Figure 6 shows azimuthal and diagonal images reconstructed by DTxF for unfocused FT-XR. Figure 6a,b resulted from the optimum angular increment (31 × 31 plane waves) and Figure 6c,d resulted from the reduced number of plane waves (11 in the diagonal direction). Overall, the point targets in both the azimuthal (Figure 6a,c) and the diagonal planes (Figure 6b,d) were clearly visible in comparison with those of a single plane wave transmit (Figure 5). Although the point targets reconstructed from 11 plane waves (Figure 6c,d) were hardly clear compared with those from the optimum parameters (Figure 6a,b), it was still conceived that the reduced beams in the degraded plane were feasible to improve the quality of the volumetric images. Since smaller areas of the beams were overlapped as the point targets were located deeper and farther from the center, it was observed that the PSFs improved at the closer and shallower depths. In fact, the observation was more noticeable in the images using the reduced beams (Figure 6c,d). In particular, the point targets in the diagonal plane (Figure 6b,d) were dramatically sharpened (i.e., less blurred) compared with Figure 5d. Thus, the DTxF method was clearly effective in improving the image quality, particularly where the point spread function was significantly degraded by the unfocused FT-XR.

For an N × N element array, FT-XR can utilize 2/N times less receive elements (i.e., 2N) than FT-FR (i.e., N × N), so an X-shaped array can have high noise susceptibility. Hence, it is necessary to estimate the SNR in order to employ the X-shaped array for imaging applications. As shown in Table 1, the SNR gain of FT-XR is √N/√2 times lower than that of FT-FR for a single plane wave transmit. Figure 7 displays the relative imaging SNRs calculated for the FT-FR and the FT-XR as a function of the number of the elements in the 2-D array. Since the SNR gain was calculated relative to that of a 1-D array with 100 elements, 0 dB means the same SNR gain as that of the 1-D array. When 4096 (64 × 64) elements were used, the SNR of the FT-XR was approximately 30 dB lower than that of the FT-FR, clearly indicating that the FT-XR was less robust to noise than the FT-FR. Thus, the FT-XR significantly compromised the SNR of the reconstructed images in comparison with the FT-FR. However, the SNR of the FT-XR became equivalent to that of the FT-FR when 31 × 31 plane waves were used with the DTxF method (Figure 7). For N × N plane waves, FT-XR employed with the DTxF achieved a 40 dB higher SNR than the FT-FR did, implicating that the limitation of image quality could be readily compensated by transmitting a higher number of beam angles. When the plane waves of κ angles were transmitted for the unfocused FT-XR, κ-overlapped plane-wave fields could be used for the coherent angular compounding to increase SNR by a factor of $\sqrt{\kappa }$. In turn, for the FT-XR with unfocused ultrasound imaging, the DTxF method can improve the point spread function and compensate for the loss of SNR resulting from the reduced number of the receive elements. While the SNR can improve, the frame rate can be lowered by the number of transmitted beams (1/κ ~ 1/κ² where κ < N) as shown in Table 1. The number of transmitted beams can be controlled by adjusting the targeting SNR and frame rate of the image. In spite of a decrease in the frame rate, the implementation of the X-shaped sparse array with the unfocused ultrasound waves can be a feasible method for volumetric ultrasound imaging when a receive channel limitation exists. Furthermore, the proposed method can achieve an image quality equivalent to the full array of a single plane wave by employing the DTxF method.

4. Conclusions

The current numerical study assessed the effectiveness of an X-shaped sparse array to minimize system complexity for volumetric ultrasound imaging.

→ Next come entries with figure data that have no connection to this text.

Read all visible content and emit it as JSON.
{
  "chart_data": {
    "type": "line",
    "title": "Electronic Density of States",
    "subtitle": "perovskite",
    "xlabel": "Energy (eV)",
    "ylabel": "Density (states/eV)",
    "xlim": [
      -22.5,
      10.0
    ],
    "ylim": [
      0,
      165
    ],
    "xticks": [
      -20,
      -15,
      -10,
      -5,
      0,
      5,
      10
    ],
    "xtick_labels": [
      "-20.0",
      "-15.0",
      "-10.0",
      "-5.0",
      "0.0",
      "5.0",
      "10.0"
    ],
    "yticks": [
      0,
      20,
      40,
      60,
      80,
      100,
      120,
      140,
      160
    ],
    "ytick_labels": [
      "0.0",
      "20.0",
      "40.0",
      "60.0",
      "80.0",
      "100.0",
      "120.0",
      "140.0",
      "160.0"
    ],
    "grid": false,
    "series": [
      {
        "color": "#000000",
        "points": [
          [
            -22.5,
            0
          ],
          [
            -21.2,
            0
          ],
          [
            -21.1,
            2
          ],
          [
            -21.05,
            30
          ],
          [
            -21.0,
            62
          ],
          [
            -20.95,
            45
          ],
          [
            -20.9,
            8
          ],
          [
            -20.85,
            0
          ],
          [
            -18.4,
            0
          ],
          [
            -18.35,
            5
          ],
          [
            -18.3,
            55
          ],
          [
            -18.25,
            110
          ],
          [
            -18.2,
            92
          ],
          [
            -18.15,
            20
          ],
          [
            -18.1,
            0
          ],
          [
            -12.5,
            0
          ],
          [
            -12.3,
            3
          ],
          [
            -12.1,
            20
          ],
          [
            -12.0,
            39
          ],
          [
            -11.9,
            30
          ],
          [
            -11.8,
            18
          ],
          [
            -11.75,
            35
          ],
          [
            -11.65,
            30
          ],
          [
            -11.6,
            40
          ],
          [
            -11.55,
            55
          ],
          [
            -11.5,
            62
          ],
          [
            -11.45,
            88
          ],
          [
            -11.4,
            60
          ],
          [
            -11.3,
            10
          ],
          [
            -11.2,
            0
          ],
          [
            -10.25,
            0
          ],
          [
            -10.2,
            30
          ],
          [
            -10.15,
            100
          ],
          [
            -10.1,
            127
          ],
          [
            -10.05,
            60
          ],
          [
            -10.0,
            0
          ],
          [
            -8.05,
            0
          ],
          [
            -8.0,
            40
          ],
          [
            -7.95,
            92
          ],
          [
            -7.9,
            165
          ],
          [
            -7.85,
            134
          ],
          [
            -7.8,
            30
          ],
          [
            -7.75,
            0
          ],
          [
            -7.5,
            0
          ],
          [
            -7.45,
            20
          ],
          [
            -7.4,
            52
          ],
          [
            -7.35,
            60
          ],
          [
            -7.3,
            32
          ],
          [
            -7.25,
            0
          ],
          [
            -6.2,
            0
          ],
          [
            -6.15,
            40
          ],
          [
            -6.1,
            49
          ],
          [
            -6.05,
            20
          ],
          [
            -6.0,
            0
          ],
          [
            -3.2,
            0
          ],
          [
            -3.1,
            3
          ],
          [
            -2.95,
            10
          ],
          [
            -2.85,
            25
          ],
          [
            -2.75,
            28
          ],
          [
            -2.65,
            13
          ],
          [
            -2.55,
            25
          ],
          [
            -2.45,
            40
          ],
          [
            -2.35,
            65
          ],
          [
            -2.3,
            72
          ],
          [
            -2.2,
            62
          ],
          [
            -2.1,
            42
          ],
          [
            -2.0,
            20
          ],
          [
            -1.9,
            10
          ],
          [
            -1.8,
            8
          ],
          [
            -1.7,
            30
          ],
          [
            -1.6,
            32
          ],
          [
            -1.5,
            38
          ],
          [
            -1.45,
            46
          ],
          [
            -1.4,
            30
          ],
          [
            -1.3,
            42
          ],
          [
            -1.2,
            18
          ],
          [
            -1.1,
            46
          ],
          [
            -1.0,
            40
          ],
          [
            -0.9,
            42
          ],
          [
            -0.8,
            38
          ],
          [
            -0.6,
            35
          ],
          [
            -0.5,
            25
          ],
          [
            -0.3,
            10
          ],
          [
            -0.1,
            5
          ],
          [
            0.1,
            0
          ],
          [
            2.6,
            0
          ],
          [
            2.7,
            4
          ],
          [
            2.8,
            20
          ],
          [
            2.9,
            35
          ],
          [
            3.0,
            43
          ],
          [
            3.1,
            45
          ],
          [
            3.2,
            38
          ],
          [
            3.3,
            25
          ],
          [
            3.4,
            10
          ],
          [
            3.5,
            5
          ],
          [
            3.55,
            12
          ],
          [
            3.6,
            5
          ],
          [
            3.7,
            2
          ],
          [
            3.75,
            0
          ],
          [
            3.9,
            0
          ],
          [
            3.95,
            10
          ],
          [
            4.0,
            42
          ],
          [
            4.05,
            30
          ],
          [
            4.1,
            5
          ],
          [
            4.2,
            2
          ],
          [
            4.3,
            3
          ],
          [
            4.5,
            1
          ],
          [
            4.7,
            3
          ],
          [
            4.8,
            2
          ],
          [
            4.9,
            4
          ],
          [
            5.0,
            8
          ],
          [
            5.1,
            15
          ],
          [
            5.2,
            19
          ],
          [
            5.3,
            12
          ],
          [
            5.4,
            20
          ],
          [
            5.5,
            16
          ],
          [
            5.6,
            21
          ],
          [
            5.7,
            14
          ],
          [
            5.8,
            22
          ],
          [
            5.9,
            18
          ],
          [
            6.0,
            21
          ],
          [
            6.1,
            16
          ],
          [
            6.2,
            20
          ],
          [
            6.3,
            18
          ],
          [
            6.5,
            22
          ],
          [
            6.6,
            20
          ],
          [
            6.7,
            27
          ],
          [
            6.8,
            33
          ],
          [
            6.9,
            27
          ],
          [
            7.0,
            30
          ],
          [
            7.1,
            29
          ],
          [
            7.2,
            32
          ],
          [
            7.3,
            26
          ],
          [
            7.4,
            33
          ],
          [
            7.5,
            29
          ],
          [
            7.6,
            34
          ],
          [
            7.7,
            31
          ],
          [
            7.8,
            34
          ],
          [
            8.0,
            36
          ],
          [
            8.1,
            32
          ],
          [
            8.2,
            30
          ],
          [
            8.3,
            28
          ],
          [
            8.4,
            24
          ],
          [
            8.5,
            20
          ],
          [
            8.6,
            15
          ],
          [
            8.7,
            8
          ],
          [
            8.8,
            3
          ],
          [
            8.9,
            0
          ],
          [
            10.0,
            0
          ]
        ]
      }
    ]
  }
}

Due to the reduced number of receive arrays, the sparse array, with unfocused ultrasound waves, experienced significant degradation in point spread functions and high noise susceptibility. However, due to the compensated image resolution and sensitivity, the application of the dynamic transmit focusing method for the sparse array can be a feasible way to achieve a high volumetric ultrasound imaging performance at high frame rates.